Jun. 27th, 2004

greenstorm: (Default)
...well, that hardly seems inevitable given how I'm posting lately. Anyhow. What's up?

Spent some nice time with Trevor last night, and some nice time with the Juggler the... well, not the night before that, but yesterday. I am never, never going to date anyone in software development of any kind again except on an entirely casual basis. Remind me of this if I get optimistic and start talking about someone like that. It doesn't work.

What else? Well, I'm going to the Vanpoly retreat this weekend, as in, the one coming up. I can tell I'm busy when I start compressing time like that, skipping over the next couple of days because they're full so that it becomes 'this weekend' on a Sunday. I have work and possibly moving in there somewhere. The retreat will be a welcome break. It's important that I bring a hammock and a cooler, and that I spend time in the hot tub.
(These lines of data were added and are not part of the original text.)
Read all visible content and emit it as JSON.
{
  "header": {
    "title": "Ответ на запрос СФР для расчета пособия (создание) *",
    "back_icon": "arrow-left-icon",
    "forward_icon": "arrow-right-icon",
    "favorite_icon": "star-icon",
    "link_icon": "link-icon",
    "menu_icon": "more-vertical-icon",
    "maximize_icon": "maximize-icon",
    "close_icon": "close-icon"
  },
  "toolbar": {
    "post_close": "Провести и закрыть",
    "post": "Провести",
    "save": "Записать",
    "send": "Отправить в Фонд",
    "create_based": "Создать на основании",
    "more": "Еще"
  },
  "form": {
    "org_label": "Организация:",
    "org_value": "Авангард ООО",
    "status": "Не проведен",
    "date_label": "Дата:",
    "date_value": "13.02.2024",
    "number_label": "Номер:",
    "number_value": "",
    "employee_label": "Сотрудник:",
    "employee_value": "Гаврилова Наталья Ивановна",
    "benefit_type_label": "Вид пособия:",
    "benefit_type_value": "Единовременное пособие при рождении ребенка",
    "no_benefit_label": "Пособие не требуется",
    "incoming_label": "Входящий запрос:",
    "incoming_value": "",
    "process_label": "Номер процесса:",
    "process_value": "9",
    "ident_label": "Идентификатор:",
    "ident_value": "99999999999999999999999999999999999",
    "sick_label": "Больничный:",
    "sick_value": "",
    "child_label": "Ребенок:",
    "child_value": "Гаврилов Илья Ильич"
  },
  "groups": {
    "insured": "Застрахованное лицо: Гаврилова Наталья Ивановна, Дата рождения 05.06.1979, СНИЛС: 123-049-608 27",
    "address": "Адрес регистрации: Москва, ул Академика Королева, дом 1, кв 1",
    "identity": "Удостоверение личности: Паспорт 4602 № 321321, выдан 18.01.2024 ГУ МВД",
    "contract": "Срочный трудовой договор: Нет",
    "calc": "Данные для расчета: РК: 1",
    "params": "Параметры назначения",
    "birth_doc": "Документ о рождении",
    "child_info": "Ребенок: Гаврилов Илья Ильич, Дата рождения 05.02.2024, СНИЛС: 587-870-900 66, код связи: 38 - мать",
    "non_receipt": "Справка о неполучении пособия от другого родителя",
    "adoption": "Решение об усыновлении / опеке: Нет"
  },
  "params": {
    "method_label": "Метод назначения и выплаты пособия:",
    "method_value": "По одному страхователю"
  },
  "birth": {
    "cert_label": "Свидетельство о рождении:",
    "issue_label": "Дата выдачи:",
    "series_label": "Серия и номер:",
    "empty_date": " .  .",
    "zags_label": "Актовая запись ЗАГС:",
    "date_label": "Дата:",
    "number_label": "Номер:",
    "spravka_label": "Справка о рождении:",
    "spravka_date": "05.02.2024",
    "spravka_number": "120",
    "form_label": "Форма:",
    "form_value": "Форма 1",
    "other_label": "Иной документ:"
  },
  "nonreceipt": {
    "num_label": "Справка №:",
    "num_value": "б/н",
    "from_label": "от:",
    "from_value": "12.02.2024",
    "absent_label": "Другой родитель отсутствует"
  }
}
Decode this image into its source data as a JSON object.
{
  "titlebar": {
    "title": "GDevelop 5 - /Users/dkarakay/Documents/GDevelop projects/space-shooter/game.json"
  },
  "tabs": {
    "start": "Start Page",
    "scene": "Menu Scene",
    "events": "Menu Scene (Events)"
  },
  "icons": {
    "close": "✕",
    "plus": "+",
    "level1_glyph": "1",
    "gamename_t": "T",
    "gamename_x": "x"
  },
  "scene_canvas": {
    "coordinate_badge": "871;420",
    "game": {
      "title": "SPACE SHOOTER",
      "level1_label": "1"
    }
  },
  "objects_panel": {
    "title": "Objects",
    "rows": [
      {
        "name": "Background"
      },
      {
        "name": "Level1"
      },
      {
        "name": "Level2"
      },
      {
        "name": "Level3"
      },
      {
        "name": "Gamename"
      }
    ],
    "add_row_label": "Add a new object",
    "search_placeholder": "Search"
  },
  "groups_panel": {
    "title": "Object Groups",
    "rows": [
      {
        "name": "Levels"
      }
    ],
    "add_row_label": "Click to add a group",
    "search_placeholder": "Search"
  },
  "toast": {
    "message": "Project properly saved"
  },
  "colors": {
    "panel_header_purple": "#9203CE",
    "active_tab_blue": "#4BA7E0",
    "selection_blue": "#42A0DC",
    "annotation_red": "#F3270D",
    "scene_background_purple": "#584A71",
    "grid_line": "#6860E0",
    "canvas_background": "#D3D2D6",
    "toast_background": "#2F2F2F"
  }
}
I'm such a stressbucket right now. That's one of the guy's terms. We're trying sort of round 2 of doing things like a group with me, the Juggler, Mouse, and sometimes the guy. I get really paranoid about it. I really don't understand how everyone can want it to work and then it doesn't. I mean, I need challenges, yeah -- and just going through with this stuff is my biggest challenge right now, because I'm so afraid that if I walk into something like this it'll blow up.
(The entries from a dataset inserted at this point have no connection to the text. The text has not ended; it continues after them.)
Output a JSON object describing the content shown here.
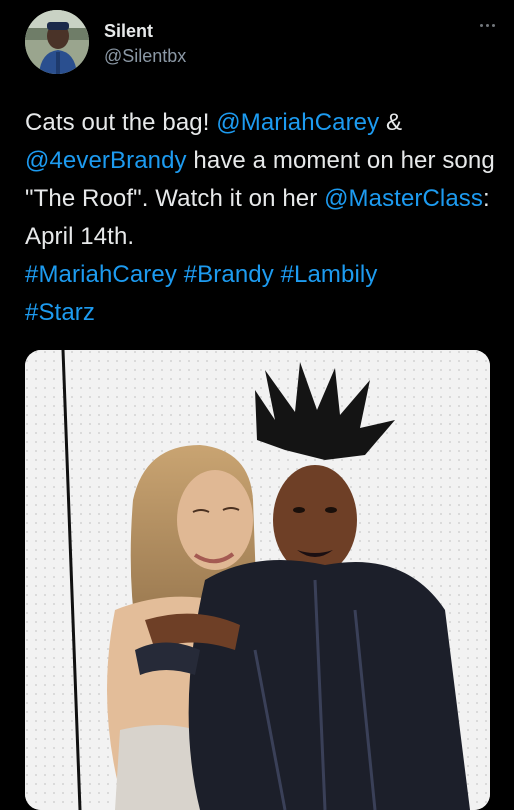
{
  "tweet": {
    "author": {
      "display_name": "Silent",
      "handle": "@Silentbx",
      "avatar_icon": "profile-avatar"
    },
    "more_icon": "more-horizontal-icon",
    "text": {
      "line1_plain": "Cats out the bag! ",
      "mention1": "@MariahCarey",
      "line1_tail": " &",
      "mention2": "@4everBrandy",
      "text2": " have a moment on her song \"The Roof\". Watch it on her ",
      "mention3": "@MasterClass",
      "text3": ": April 14th. ",
      "hashtag1": "#MariahCarey",
      "hashtag2": "#Brandy",
      "hashtag3": "#Lambily",
      "hashtag4": "#Starz"
    },
    "media": {
      "type": "photo"
    }
  },
  "colors": {
    "background": "#000000",
    "text": "#e7e9ea",
    "secondary": "#8b98a5",
    "link": "#1d9bf0"
  }
}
There's a brunch today to discuss the possibility of us going to Clinton. That's all, a couple of hours at most. Funny thing to be scared of, right?

Hm. There's more interesting sex stuff to put in here, but again I won't. It's weird, I very rarely have the feeling that my journal is a public forum, but once in awhile I do. Making it friends-only would only make it worse. It's a case where I need a non-friends-only thing , or maybe I should private-journal it? Oh, well. Date's marked now, for future reference.
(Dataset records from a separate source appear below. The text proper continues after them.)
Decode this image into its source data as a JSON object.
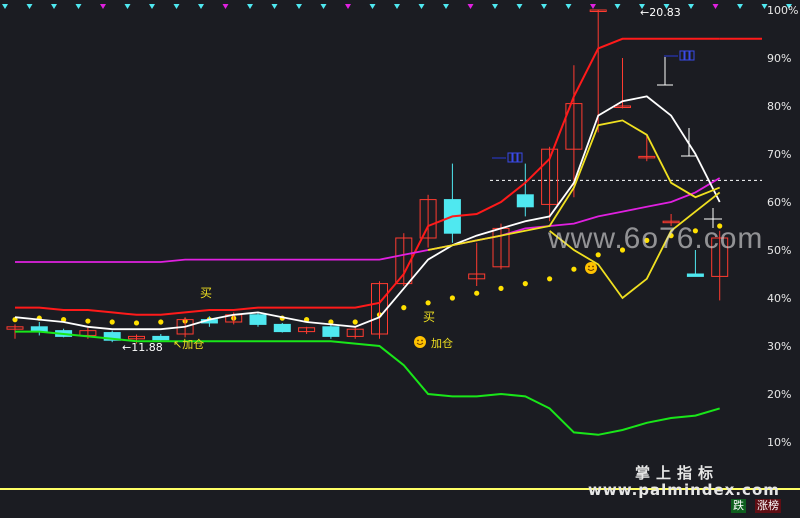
{
  "chart_data": {
    "type": "candlestick",
    "title": "",
    "ylabel": "",
    "y_axis_ticks": [
      "100%",
      "90%",
      "80%",
      "70%",
      "60%",
      "50%",
      "40%",
      "30%",
      "20%",
      "10%"
    ],
    "ylim": [
      0,
      100
    ],
    "grid": false,
    "colors": {
      "up_candle": "#ff3b30",
      "down_candle": "#4fe8f0",
      "upper_band": "#ff1a1a",
      "lower_band": "#19e619",
      "middle_line": "#e020e0",
      "fast_line": "#ffffff",
      "slow_line": "#f0e020",
      "dots": "#ffe000",
      "base_line": "#ffff66"
    },
    "candles": [
      {
        "o": 33.5,
        "h": 34.5,
        "l": 31.5,
        "c": 34.0
      },
      {
        "o": 34.0,
        "h": 35.0,
        "l": 32.2,
        "c": 33.0
      },
      {
        "o": 33.2,
        "h": 33.6,
        "l": 31.8,
        "c": 32.0
      },
      {
        "o": 32.2,
        "h": 33.8,
        "l": 31.5,
        "c": 33.2
      },
      {
        "o": 32.8,
        "h": 33.2,
        "l": 30.8,
        "c": 31.2
      },
      {
        "o": 31.5,
        "h": 32.4,
        "l": 30.5,
        "c": 32.0
      },
      {
        "o": 32.0,
        "h": 32.5,
        "l": 30.8,
        "c": 31.3
      },
      {
        "o": 32.5,
        "h": 36.0,
        "l": 31.8,
        "c": 35.5
      },
      {
        "o": 35.5,
        "h": 36.2,
        "l": 34.0,
        "c": 34.8
      },
      {
        "o": 35.0,
        "h": 37.0,
        "l": 34.5,
        "c": 36.5
      },
      {
        "o": 36.5,
        "h": 37.0,
        "l": 34.0,
        "c": 34.5
      },
      {
        "o": 34.5,
        "h": 34.8,
        "l": 32.8,
        "c": 33.0
      },
      {
        "o": 33.0,
        "h": 34.0,
        "l": 32.5,
        "c": 33.8
      },
      {
        "o": 34.0,
        "h": 34.5,
        "l": 31.5,
        "c": 32.0
      },
      {
        "o": 32.0,
        "h": 34.0,
        "l": 31.5,
        "c": 33.5
      },
      {
        "o": 32.5,
        "h": 43.5,
        "l": 31.5,
        "c": 43.0
      },
      {
        "o": 43.0,
        "h": 53.5,
        "l": 42.5,
        "c": 52.5
      },
      {
        "o": 52.5,
        "h": 61.5,
        "l": 50.5,
        "c": 60.5
      },
      {
        "o": 60.5,
        "h": 68.0,
        "l": 51.5,
        "c": 53.5
      },
      {
        "o": 44.0,
        "h": 51.5,
        "l": 42.5,
        "c": 45.0
      },
      {
        "o": 46.5,
        "h": 55.5,
        "l": 46.0,
        "c": 54.5
      },
      {
        "o": 61.5,
        "h": 68.0,
        "l": 57.0,
        "c": 59.0
      },
      {
        "o": 59.5,
        "h": 71.5,
        "l": 56.0,
        "c": 71.0
      },
      {
        "o": 71.0,
        "h": 88.5,
        "l": 61.0,
        "c": 80.5
      },
      {
        "o": 100.0,
        "h": 100.0,
        "l": 74.5,
        "c": 100.0
      },
      {
        "o": 80.0,
        "h": 90.0,
        "l": 79.5,
        "c": 80.0
      },
      {
        "o": 69.5,
        "h": 74.0,
        "l": 68.5,
        "c": 69.5
      },
      {
        "o": 56.0,
        "h": 57.5,
        "l": 55.0,
        "c": 56.0
      },
      {
        "o": 45.0,
        "h": 50.0,
        "l": 44.5,
        "c": 44.5
      },
      {
        "o": 44.5,
        "h": 54.0,
        "l": 39.5,
        "c": 52.5
      }
    ],
    "series": [
      {
        "values": [
          38,
          38,
          37.5,
          37.5,
          37,
          36.5,
          36.5,
          37,
          37.5,
          37.5,
          38,
          38,
          38,
          38,
          38,
          39,
          45,
          55,
          57,
          57.5,
          60,
          64,
          69,
          82,
          92,
          94,
          94,
          94,
          94,
          94
        ]
      },
      {
        "values": [
          33,
          33,
          32.5,
          32,
          31.5,
          31,
          31,
          31,
          31,
          31,
          31,
          31,
          31,
          31,
          30.5,
          30,
          26,
          20,
          19.5,
          19.5,
          20,
          19.5,
          17,
          12,
          11.5,
          12.5,
          14,
          15,
          15.5,
          17
        ]
      },
      {
        "values": [
          47.5,
          47.5,
          47.5,
          47.5,
          47.5,
          47.5,
          47.5,
          48,
          48,
          48,
          48,
          48,
          48,
          48,
          48,
          48,
          49,
          50,
          51,
          52,
          53,
          54.5,
          55,
          55.5,
          57,
          58,
          59,
          60,
          62,
          65
        ]
      },
      {
        "values": [
          36,
          35.5,
          35,
          34,
          33.5,
          33.5,
          33.5,
          34,
          35.5,
          36.5,
          37,
          36,
          35,
          34.5,
          34,
          36,
          42,
          48,
          51,
          53,
          54.5,
          56,
          57,
          64,
          78,
          81,
          82,
          78,
          70,
          60
        ]
      },
      {
        "values": [
          null,
          null,
          null,
          null,
          null,
          null,
          null,
          null,
          null,
          null,
          null,
          null,
          null,
          null,
          null,
          null,
          null,
          50,
          51,
          52,
          53,
          54,
          55,
          63,
          76,
          77,
          74,
          64,
          61,
          63
        ]
      },
      {
        "values": [
          null,
          null,
          null,
          null,
          null,
          null,
          null,
          null,
          null,
          null,
          null,
          null,
          null,
          null,
          null,
          null,
          null,
          null,
          null,
          null,
          null,
          null,
          54,
          50,
          47,
          40,
          44,
          54,
          58,
          62
        ]
      }
    ],
    "dots": [
      35.5,
      35.8,
      35.5,
      35.2,
      35,
      34.8,
      35,
      35.2,
      35.5,
      35.8,
      36,
      35.8,
      35.5,
      35,
      35,
      36.5,
      38,
      39,
      40,
      41,
      42,
      43,
      44,
      46,
      49,
      50,
      52,
      53,
      54,
      55
    ],
    "dashed_level": 64.5,
    "annotations": {
      "low_price": "11.88",
      "high_price": "20.83",
      "buy_1": "买",
      "buy_2": "买",
      "add_1": "加仓",
      "add_2": "加仓"
    },
    "watermarks": {
      "site1": "www.6o76.com",
      "brand": "掌上指标",
      "site2": "www.palmindex.com"
    },
    "buttons": {
      "fall": "跌",
      "rise": "涨榜"
    }
  }
}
I'm catching up on my sleep, I'm enjoying the game (http://www.livejournal.com/users/merielle is a logbook for my RP with a new char I have. Almost empty now, but it'll fill up over time) although I don't have much time for it. I'm trying to eat enough, and also thinking about things I can eat at the retreat.

I've forgotten how to be still and quiet. I miss that. I need to re-learn, but I'm not putting in the energy to do so.

I think that's about it for now. Take care, and until next time.

Oh, yeah.

Jun. 27th, 2004 12:03 pm
greenstorm: (Default)
I'm going to try to limit myself to two hours of angst per day. That is, I can think about/talk about/be in unhappy situations for two hours, then I do something else until the next day.

Fear?

Jun. 27th, 2004 11:16 pm
greenstorm: (Default)
Well, my fear was unwarranted. Here it's written, in case I need it sometime: sometimes when I fear something strongly, it is unwarranted.

There are other things that swarm around me tonight, not fears but little nagging pieces, and they're balanced by smaller joys and anticipations. I'm therefore not quiet nor at peace, but I am balanced. I'm not sure how to get back to that peaceful state.

I feel confined. Is that odd? So many things constrain me right now, and it's important that I go through that quietly and look for ways to solve them rather than tossing everything away from me in a big reactionary gesture.

I'd think it's strange that I fluctuate so much between dependancy and claustrophobia, but it seems on some level to make sense.

We'll all find peace someday. I do believe that. Does anyone else think peace is important? If you have a drive, what is it that the drive leads you towards? Leads is the wrong word, perhaps. What are you pulled towards?